In questa situazione, secondo Confindustria, la risposta del Governo non è stata efficace, per effetto di quelli che definisce ''interventi parziali'', spiegando che le iniziative dell'esecutivo (circa 14 miliardi di euro: 11 a sostegno di famiglie e imprese; tre per primi interventi strutturali su gas, energie rinnovabili e a sostegno delle filiere dell'automotive e dei microprocessori) sono state adottate senza ricorrere a deficit aggiuntivo. Il quadro che Confindustria disegna per il comparto produttivo è fortemente pessimistico, rilavando come ''peggiorano tutti gli indicatori'', mentre a marzo si è accentuata ''l’erosione della fiducia delle imprese manifatturiere, già in atto da fine 2021'', con gli ordini totali per la manifattura ''in flessione ancora contenuta''. 
Contagi e incertezza generale comprimono la mobilità delle famiglie (per il tempo libero -16,6% nel 1° trimestre dal pre-Covid), indebolendo la domanda di servizi, mentre il turismo non ha ancora recuperato rispetto ai livelli ante pandemia.   Le guerra in Ucraina ha avuto riflessi fortemente condizionanti per le nostre esportazioni.

''L’export italiano - si legge nel rapporto - cresceva prima del conflitto: +5,8% a dicembre-febbraio sui tre mesi precedenti, ben oltre i livelli pre-Covid. Buona parte dell’aumento era dovuta al rialzo dei prezzi sui mercati esteri (+2,8%). Erano in crescita le vendite nei principali mercati, UE ed extra-UE, e settori manifatturieri (ma ancora deboli gli autoveicoli). I primi effetti della guerra in Ucraina, però, sono già visibili negli ordini manifatturieri esteri, in forte calo a marzo''.  I Paesi dell'Eurozona stanno peraltro confrontandosi con una preoccupante inflazione (+7,5 a marzo), che grava sulle prospettive economiche.  Anche gli Stati Uniti stanno facendo i conti con l'inflazione, che è tra le cause di una revisione al ribasso della previsione di crescita per il 2022 (da +4% a +2,8), comunque con alcuni dati (crescita della produzione industriale, tasso di occupazione, vendite al dettaglio) che inducono a pensare che l'economia americana possa rispondere meglio di altre alla contingenza avversa. Diverso il panorama cinese che ha visto l'economia frenata dalle rigide misure adottate per contrastare l’ennesima ondata di pandemia. Costringendo milioni di persone a sottostare a ferree limitazioni negli spostamenti, i consumi si sono depressi, cosi come la fiducia degli imprenditori cinesi ai minimi da tre mesi. 

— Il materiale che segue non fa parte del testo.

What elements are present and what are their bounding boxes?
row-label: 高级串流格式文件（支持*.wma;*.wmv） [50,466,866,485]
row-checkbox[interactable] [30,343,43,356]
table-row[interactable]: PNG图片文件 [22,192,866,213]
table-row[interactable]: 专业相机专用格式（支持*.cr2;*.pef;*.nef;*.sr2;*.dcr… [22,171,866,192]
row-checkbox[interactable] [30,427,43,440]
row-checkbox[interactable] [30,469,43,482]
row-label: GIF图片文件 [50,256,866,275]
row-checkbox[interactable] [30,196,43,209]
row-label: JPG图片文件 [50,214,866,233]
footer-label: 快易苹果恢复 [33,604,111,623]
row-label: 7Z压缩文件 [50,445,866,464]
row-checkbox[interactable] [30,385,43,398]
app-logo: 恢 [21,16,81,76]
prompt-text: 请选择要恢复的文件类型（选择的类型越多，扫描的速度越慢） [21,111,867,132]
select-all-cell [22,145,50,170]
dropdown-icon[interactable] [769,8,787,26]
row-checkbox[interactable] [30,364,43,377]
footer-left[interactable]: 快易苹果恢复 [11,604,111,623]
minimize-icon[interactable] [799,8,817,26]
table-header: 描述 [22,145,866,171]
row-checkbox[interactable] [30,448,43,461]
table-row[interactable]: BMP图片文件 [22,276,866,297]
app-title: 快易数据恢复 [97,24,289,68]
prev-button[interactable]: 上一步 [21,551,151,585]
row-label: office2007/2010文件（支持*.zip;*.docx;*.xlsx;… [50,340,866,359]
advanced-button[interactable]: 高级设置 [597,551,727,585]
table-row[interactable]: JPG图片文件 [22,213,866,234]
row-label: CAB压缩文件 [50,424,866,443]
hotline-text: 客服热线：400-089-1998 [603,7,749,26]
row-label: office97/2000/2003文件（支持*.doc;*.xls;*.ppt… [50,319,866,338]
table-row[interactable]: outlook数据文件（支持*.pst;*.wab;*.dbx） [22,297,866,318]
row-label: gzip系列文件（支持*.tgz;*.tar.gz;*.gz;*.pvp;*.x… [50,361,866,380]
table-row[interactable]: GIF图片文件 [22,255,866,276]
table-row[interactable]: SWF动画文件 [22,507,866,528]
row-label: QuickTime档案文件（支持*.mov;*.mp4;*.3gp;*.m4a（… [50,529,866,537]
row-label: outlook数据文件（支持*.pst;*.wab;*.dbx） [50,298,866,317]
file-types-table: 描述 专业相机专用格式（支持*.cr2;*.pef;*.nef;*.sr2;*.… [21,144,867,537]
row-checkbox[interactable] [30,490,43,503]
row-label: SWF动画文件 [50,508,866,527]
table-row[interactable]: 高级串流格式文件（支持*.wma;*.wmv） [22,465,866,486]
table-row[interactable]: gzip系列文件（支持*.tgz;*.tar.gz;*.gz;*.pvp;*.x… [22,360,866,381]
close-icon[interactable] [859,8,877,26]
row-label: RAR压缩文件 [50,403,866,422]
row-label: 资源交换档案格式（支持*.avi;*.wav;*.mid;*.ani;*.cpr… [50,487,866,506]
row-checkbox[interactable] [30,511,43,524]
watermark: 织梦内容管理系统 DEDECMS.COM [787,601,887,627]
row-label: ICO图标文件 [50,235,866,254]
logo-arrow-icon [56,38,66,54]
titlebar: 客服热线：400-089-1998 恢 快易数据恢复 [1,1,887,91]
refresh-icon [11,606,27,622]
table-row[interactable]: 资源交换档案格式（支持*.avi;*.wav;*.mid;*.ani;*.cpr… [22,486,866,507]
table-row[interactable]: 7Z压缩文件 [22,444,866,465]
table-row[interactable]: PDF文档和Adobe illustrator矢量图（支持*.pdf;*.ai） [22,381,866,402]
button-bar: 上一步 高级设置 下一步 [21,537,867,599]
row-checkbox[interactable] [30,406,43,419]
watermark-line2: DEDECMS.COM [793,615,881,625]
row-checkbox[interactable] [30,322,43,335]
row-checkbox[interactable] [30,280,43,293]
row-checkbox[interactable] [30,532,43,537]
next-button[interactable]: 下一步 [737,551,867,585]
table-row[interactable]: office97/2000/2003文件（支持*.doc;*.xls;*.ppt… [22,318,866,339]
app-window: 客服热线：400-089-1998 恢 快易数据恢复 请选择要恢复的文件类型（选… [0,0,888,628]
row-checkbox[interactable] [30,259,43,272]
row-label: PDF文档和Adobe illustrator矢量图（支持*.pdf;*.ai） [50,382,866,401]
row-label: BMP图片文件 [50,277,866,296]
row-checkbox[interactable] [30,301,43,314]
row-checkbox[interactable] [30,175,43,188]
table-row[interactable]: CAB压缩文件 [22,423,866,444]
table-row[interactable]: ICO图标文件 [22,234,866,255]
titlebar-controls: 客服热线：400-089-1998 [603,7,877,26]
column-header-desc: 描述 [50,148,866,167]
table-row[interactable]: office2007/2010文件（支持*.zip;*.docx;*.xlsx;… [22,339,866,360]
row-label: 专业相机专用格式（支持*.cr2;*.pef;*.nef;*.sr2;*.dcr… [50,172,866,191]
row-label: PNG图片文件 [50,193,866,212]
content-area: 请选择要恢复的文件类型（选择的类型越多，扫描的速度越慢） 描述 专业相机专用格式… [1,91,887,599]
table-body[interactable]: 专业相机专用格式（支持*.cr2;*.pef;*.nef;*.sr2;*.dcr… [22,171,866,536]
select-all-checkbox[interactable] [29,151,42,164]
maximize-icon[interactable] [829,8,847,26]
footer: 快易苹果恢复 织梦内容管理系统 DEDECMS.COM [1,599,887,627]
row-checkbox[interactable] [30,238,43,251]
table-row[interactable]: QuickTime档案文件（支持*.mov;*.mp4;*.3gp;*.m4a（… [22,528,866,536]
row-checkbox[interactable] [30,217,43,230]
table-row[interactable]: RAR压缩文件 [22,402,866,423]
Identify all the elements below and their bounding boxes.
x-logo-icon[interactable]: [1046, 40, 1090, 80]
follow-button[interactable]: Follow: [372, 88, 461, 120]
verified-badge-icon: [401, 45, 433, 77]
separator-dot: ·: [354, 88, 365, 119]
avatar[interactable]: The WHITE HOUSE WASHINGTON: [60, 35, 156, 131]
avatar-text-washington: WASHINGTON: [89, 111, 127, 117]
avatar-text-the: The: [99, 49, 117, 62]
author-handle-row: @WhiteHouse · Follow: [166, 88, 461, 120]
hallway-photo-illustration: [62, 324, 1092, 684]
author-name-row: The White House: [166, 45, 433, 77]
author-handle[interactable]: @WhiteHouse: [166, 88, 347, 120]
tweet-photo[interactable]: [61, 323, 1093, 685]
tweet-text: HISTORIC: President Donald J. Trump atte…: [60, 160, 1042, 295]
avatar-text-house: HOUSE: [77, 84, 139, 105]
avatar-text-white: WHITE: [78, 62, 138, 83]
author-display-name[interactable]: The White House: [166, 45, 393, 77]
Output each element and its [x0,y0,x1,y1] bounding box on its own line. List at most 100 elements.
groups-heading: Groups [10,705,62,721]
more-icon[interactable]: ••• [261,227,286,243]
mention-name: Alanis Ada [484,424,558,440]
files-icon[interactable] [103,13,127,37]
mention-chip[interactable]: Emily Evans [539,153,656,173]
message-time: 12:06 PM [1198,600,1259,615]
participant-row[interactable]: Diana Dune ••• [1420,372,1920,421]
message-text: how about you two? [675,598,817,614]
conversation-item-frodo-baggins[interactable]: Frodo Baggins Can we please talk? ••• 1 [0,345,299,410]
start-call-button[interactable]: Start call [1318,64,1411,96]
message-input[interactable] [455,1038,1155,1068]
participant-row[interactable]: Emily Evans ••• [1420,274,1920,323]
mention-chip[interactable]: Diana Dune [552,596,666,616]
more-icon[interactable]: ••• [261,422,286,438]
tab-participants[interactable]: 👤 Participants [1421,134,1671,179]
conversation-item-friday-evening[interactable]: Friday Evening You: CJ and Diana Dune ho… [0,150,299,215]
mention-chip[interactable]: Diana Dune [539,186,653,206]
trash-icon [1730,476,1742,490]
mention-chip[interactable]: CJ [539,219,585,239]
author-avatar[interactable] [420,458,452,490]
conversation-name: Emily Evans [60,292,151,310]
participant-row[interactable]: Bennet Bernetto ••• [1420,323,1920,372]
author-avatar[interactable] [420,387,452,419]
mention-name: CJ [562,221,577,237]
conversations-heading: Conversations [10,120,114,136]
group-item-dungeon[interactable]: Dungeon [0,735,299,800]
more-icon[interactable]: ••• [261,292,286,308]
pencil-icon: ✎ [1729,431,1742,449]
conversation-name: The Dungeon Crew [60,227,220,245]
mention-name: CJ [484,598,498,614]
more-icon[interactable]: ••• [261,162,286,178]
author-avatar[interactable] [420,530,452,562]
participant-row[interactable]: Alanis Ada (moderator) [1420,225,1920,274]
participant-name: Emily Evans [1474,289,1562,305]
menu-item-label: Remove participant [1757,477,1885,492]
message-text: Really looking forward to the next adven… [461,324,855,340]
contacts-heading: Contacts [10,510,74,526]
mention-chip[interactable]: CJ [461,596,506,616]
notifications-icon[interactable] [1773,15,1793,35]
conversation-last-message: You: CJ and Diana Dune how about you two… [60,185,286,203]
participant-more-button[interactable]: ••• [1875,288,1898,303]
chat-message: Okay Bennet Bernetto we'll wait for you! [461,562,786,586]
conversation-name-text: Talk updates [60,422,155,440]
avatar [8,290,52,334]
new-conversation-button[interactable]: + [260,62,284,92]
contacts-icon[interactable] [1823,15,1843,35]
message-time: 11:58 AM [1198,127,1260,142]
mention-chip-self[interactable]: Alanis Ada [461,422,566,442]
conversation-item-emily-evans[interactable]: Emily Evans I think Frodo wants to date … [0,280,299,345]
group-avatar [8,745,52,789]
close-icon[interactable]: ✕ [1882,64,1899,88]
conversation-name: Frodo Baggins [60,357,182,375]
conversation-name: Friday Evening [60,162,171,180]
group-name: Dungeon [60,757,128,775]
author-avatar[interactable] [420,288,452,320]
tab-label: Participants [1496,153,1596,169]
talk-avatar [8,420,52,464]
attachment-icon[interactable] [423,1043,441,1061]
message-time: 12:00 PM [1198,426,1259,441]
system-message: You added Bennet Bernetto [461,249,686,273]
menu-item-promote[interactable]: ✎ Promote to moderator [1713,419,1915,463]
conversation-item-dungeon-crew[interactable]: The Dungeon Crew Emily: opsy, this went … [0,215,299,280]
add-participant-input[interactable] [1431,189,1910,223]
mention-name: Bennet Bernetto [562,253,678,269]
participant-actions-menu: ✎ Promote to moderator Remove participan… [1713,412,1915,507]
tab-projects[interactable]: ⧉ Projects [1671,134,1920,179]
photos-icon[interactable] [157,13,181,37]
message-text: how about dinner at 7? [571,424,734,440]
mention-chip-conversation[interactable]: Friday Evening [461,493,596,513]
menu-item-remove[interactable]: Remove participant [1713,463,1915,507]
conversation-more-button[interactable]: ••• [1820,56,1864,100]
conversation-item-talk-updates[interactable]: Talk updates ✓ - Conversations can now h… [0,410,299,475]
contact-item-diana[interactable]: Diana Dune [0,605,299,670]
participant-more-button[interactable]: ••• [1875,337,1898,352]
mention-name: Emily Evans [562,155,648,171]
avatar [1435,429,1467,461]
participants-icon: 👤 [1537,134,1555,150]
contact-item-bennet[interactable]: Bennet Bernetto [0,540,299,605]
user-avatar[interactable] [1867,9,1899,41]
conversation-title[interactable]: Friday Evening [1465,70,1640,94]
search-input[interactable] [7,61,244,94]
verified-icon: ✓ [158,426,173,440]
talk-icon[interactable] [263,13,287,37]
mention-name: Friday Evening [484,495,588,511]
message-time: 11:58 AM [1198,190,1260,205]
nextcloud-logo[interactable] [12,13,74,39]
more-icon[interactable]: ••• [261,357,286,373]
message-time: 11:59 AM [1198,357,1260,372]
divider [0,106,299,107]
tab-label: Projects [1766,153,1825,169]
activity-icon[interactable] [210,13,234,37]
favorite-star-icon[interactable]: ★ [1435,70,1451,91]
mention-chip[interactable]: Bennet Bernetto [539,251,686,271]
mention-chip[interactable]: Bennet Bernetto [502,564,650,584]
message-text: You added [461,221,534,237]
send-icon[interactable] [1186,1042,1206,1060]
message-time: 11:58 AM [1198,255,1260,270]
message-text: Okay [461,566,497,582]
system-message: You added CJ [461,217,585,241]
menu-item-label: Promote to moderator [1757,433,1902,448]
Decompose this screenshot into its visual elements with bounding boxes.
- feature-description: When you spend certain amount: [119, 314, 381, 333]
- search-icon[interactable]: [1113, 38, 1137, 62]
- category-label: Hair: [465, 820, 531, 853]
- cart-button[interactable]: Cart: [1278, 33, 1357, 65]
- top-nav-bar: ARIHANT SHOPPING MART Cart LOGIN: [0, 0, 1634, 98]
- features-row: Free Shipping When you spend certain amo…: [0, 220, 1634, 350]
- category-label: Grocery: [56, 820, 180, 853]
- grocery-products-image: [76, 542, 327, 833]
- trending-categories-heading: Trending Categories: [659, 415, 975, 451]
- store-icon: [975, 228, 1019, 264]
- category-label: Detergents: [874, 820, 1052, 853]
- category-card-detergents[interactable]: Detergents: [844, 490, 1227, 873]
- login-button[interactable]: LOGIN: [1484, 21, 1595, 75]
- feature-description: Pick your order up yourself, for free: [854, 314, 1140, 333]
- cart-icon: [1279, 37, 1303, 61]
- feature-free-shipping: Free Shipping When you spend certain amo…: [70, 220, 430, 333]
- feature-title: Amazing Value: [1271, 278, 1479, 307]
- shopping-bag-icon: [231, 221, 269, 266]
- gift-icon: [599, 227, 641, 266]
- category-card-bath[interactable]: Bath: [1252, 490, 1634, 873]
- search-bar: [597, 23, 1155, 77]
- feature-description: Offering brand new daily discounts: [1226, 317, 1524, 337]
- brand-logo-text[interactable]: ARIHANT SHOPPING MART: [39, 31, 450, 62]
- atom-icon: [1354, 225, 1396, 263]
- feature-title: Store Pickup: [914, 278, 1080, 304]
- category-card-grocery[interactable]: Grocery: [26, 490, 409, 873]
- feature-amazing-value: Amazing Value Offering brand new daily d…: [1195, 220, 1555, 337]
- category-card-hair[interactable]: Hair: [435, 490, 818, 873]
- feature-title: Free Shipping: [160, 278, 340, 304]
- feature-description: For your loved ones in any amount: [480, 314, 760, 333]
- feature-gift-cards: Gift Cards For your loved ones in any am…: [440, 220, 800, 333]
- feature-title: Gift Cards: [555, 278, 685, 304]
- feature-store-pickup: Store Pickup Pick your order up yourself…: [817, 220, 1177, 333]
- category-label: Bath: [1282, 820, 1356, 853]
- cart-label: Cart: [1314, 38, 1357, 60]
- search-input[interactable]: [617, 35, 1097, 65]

I dati evidenziano che l’economia europea sta risentendo di più di quella americana i contraccolpi del conflitto in Ucraina, come dimostrato dal balzo dell'inflazione. Una stretta monetaria, cioè un rialzo dei tassi, potrebbe poi frenare solo parzialmente i prezzi, ma abbatterebbe ancor più il PIL. Sul fronte dei tassi, si legge nel rapporto, mentre la Bce tiene fermi quelli ufficiali,  i tassi di mercato a lungo termine nell’Eurozona stanno già salendo rapidamente. Come dimostrato il Bund a 10 anni (negativo a fine gennaio, -0,03%,  balzato a 0,83% in aprile) e il BTP (salito da 1,26% a 2,44%).  Il Centro Studi di Confindustria sottolinea poi come ''il rialzo dei tassi a lunga è un problema per l’Italia (e gli altri paesi). Farà crescere gradualmente la spesa per interessi, man mano che le nuove emissioni avverranno a tassi più alti. Perciò, l’Italia avrà meno spazi di bilancio per mettere in campo una nuova manovra espansiva di finanza pubblica. Dato l’alto debito, le politiche dovranno essere prudenti anche per evitare ulteriori balzi dello spread. Inoltre, se il rialzo del BTP si trasferisse al costo della raccolta bancaria e facesse crescere anche il costo del credito, ciò determinerebbe un ulteriore aggravio di costi per imprese e famiglie, già colpite dal caro-energia. Questo penalizzerebbe sia gli investimenti che i consumi privati, zavorrando il PIL italiano''.